Our perception of dopamine is heightened when the receptors for dopamine have not seen much dopamine lately. They haven’t bound much dopamine. So when you fast, fast, fast, fast, fast, and then you finally eat, it evokes more dopamine release. So this is the big reward that comes at the end, even bigger because you deprived yourself. This is true for all rewarding behaviors and activities. 

By the way, the longer you restrict yourself from that activity, the greater the dopamine experience when the dopamine is finally released because of an up-regulation of the receptors for dopamine. But I just spent five minutes or more telling you that you should avoid too much reward at the end and you should actually focus on the dopamine that you can consciously evoke from the deprivation strain and effort. 

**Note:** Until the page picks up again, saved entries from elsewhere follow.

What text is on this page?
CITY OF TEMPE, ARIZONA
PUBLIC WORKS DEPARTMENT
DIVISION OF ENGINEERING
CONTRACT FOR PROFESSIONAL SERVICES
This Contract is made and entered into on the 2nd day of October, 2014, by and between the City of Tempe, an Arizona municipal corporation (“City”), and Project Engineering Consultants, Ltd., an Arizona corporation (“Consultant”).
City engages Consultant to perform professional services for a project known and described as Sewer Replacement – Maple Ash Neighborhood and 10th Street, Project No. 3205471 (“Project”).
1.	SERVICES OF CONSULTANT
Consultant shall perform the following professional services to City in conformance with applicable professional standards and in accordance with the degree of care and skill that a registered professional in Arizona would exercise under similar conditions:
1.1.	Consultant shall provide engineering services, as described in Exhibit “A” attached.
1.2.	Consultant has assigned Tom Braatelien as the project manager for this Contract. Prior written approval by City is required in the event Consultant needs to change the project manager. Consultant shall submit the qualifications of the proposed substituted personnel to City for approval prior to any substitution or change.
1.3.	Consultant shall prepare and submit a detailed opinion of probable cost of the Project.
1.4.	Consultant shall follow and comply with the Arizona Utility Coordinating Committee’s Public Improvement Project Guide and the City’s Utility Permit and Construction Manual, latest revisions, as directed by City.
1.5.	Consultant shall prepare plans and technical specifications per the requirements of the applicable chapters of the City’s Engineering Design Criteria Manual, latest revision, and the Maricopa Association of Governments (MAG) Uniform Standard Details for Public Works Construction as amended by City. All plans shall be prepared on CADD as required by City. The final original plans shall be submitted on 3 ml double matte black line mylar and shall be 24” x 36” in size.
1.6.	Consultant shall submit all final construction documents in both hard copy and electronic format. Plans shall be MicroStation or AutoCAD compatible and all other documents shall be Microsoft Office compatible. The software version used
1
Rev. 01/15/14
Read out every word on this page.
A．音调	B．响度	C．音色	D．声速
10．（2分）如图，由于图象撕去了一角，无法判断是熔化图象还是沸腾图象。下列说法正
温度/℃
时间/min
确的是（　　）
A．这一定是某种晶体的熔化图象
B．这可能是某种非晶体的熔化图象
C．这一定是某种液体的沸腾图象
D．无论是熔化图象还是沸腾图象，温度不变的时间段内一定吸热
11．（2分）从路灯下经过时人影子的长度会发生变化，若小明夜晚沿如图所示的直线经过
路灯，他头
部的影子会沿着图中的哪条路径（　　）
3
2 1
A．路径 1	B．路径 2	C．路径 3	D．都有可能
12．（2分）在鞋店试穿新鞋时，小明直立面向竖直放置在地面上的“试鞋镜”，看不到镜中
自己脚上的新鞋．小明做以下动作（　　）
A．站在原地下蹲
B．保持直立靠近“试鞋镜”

And in fact, this is what happens for many people that start doing fasting and take a liking to it. Many people say that their state of mind when they fast is clear, that they actually start to enjoy the period of fasting. In fact, some people start pushing out their eating window or skipping entire days of eating more and more in order to get deeper into that state of mind where surely it’s not just dopamine, but dopamine is released. 

They will track their clock. Oh, I’ve been fasting 12 hours, 16 hours, et cetera. They are starting to attach dopamine release or create dopamine release from the deprivation, not from the food reward itself. And this, I think, makes it an interesting practice and one that certainly has been practiced for centuries in different cultures and different religions of deliberately restricting food, not just to increase the rewarding properties of food itself but also to increase the rewarding properties of deprivation. 

And I should emphasize that a lot of the subjective aspects of the knowledge of the benefits of fasting serve as reinforcing dopamine amplifying aspects to fasting, meaning if somebody does intermittent fasting and they are deep into their fast and they’re telling themselves, oh, my blood lipid profiles are probably improving and my glucose management is probably improving, my insulin sensitivity is going up and I’m going to live longer, all these things that have some basis from animal studies and some basis or not from human studies, it’s all kind of still in emerging literature, but it does seem to be pointing in that direction that fasting can encourage things like autophagy, the engulfment of dead cells and things of that sort. 

Well, as people tell themselves these things, they are enhancing the rewarding properties of the behavior of fasting. And so this is a salient example of where knowledge of knowledge can actually help us change these deep primitive circuits related to dopamine. And this illustrates how the forebrain, which carries knowledge and carries interpretation and rational thought, can be used to shape the very circuits that are involved in generating reward for what would otherwise just be kind of primitive behaviors, hardwired behaviors. And that’s the beauty of these dopamine circuits. And that’s the beauty of dopamine.”